With that in place, I finally stopped getting occasional output like ```something-like-this, and yes, the ``` was being included in that. This constraint also meant I could get rid of the bit of inline regex-wrangling I was doing to normalize the output from the LLM.

The big takeaways for me from this exercise:

  1. Being able to use a JSON Schema like this is super handy for constraining model output. This is old news to folks who have been hacking on LLM-based tools for a while, and I have known about this for quite some time, but it’s always something else to put it into practice, and I thought it would probably be new to at least some of you reading, as well!

  2. The schemars library is fantastic.
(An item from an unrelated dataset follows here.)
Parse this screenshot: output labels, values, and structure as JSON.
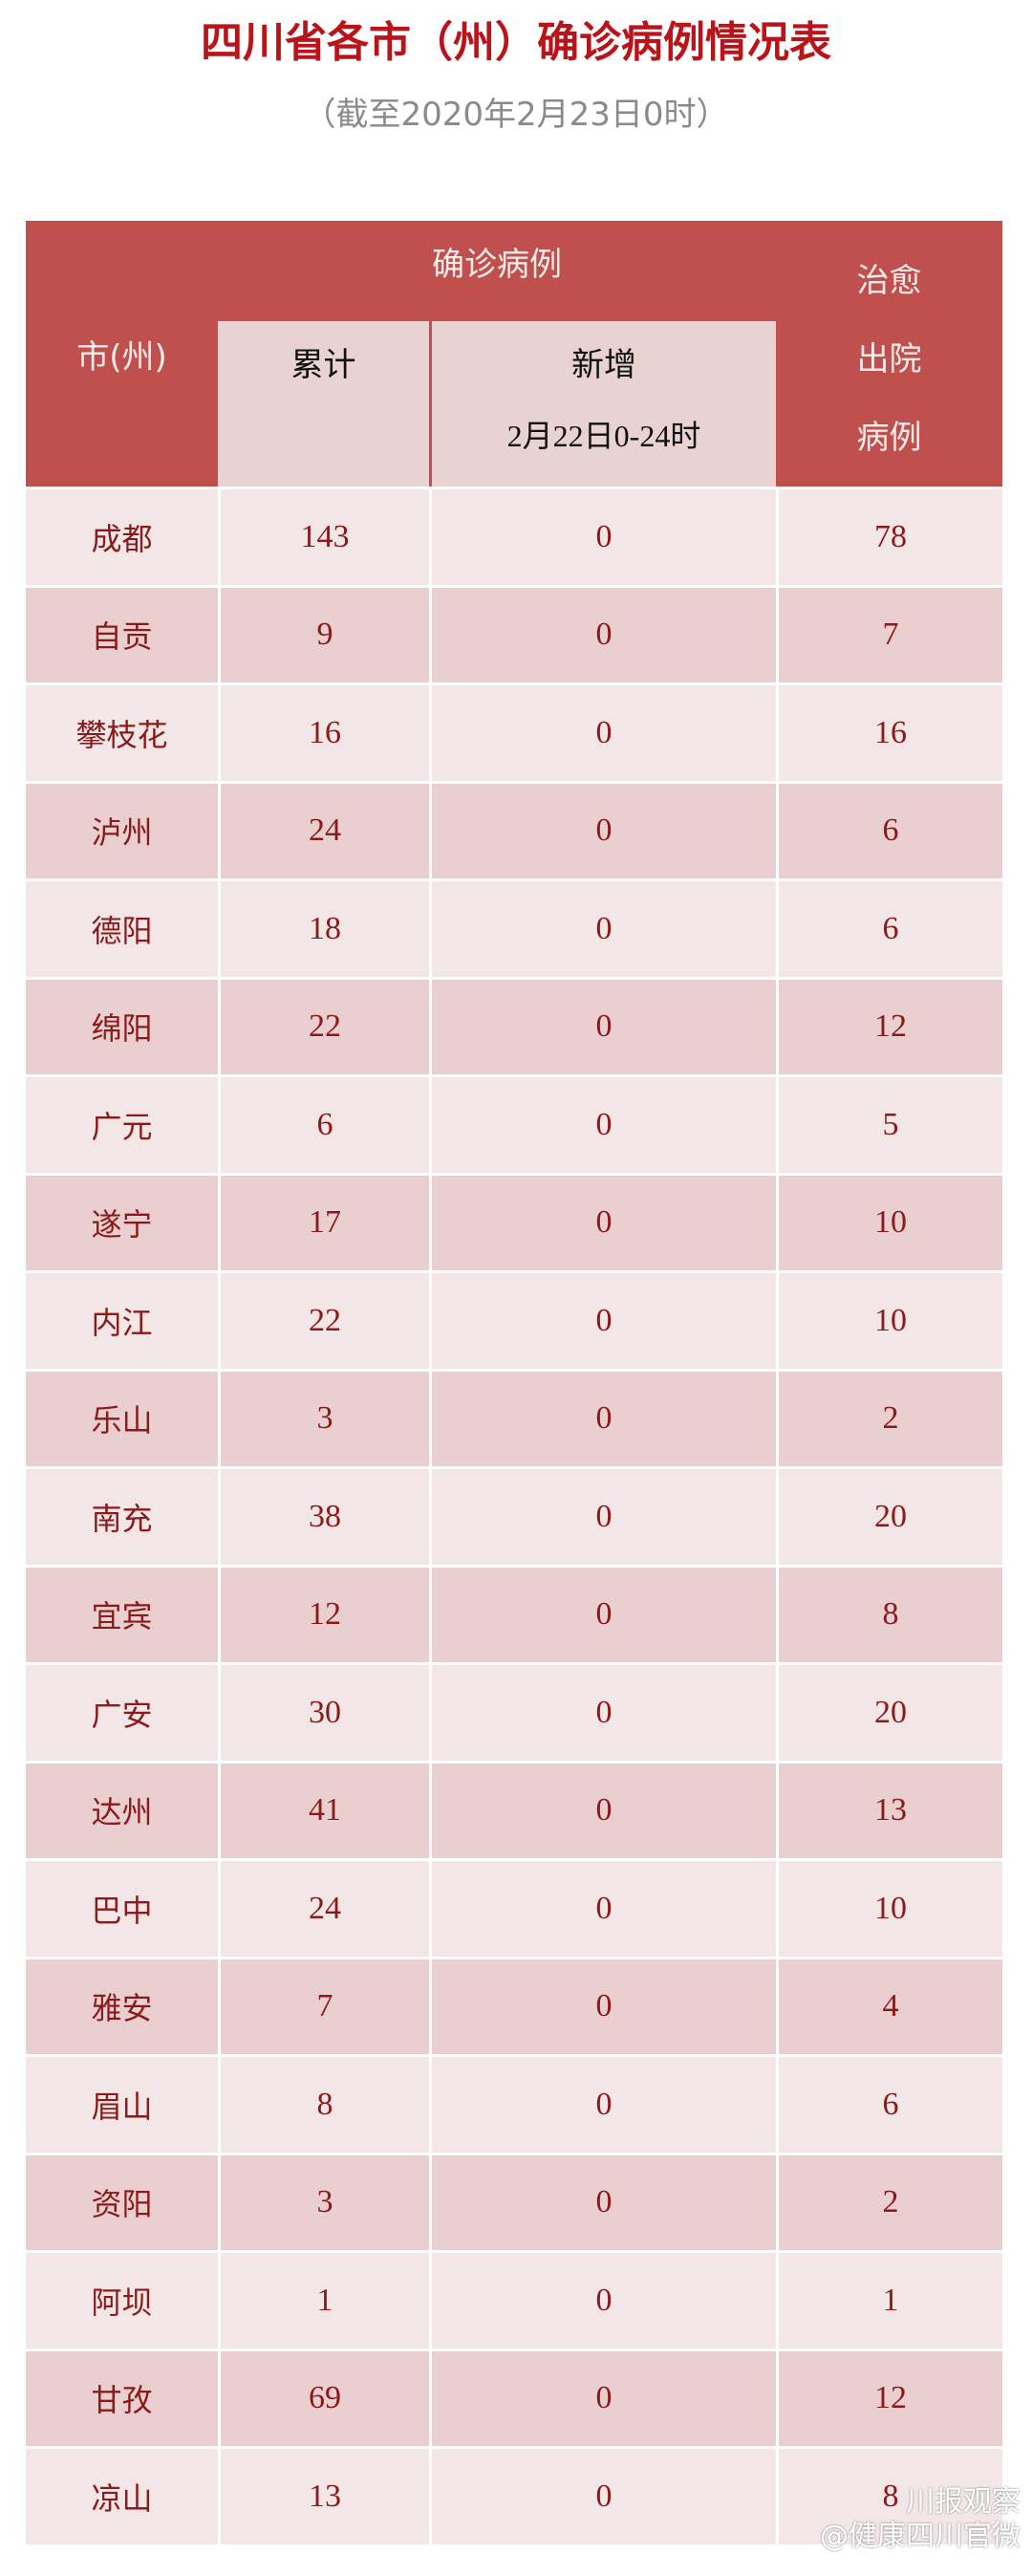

I used the inline version of regexes, because that was most convenient, but there are a bunch of other ways to do it, including referring to regexes in scope to refer to by name. Generating a JSON Schema with it was basically trivial.

  3. A bonus: Avoiding conversational” prompts can be handy. It is easy to get in the habit of treating all LLM interactions as a variant of the chat-based model most of the existing tools use, but in practice what I actually wanted here was a prompt that was completely non-conversational.